Wear A Helmet If Under 16
Because electric scooters can travel up to 15 miles-per-hour, wearing a helmet is a valid safety precaution. It also makes sense why helmets are required by law for adolescents under the age of 16 who are riding scooters (and bikes). However, if you are 16 or older, helmets are not required.
Ride On the Road, But Close to the Curb
Bicycles and scooters that are unable to operate at the normal speed of traffic are required to ride as close as possible to the right-hand curb of the road. The only exceptions to this are when passing another vehicle, turning left at an intersection, or avoiding people or slowing vehicles in the road.
Ride with Traffic
Just like a bicycle rider, a scooter rider needs to move with the flow of traffic. Obviously, this means you should never be riding into or against traffic; while pedestrians go against and face traffic for better visibility, it is not safe when operating a scooter.
No Riding on Sidewalks in Business Districts
One Tennessee law that speaks specifically to scooters and the road says scooters are NOT permitted to be ridden on sidewalks in a business district. Downtown Nashville is a good example of a business district.
A business district is any area that includes buildings used for business or industrial purposes (hotels, banks, office buildings, railroad stations, and public buildings) that are within 600 feet of a highway and occupy at least 300 feet on one side (or 300 feet collectively on both sides) of the highway.
Ride No More Than Two Abreast
While, yes, you can ride next to your buddy on his or her scooter, you are only allowed to ride in pairs of two – or two abreast – on a roadway if you are not blocking the reasonable movement of traffic.

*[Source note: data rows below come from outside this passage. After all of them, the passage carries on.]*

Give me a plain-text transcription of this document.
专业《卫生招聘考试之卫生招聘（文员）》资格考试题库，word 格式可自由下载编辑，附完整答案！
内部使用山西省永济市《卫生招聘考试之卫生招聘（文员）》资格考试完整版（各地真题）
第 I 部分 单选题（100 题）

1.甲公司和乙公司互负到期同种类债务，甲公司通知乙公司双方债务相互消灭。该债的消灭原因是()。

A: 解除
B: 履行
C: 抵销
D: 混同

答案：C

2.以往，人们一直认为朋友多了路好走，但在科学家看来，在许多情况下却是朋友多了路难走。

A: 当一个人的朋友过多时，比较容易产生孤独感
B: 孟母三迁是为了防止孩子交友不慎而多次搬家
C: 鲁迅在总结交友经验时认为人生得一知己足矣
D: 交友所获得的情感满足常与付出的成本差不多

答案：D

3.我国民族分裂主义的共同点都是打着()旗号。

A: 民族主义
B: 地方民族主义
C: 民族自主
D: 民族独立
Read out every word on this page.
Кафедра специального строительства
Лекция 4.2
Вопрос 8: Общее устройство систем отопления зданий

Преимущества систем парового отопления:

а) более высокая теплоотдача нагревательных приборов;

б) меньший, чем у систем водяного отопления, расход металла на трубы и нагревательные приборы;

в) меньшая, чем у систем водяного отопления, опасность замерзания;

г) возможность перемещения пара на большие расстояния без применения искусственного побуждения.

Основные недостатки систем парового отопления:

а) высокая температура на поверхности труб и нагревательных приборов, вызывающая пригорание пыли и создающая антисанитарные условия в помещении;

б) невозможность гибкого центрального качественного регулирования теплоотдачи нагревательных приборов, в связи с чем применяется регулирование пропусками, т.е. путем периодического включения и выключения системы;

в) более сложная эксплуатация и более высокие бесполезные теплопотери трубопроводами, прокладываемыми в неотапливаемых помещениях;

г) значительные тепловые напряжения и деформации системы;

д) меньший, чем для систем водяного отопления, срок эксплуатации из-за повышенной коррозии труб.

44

This law does not apply in a bicycle lane, however.
Yield to Pedestrians
This law is plain and simple: Scooter riders must yield to pedestrians at crosswalks. If you see a pedestrian crossing, slow down and look for walkers and runners who may be entering the road.
Be Sure to Park Legally
When not in use, scooters must be parked out of the flow of traffic and standing upright. Parking a scooter in the middle of a walkway, at a bus stop, in a fire lane, on curb ramps, in front of handicap ramps, or other restricted parking areas are all considered illegal parking.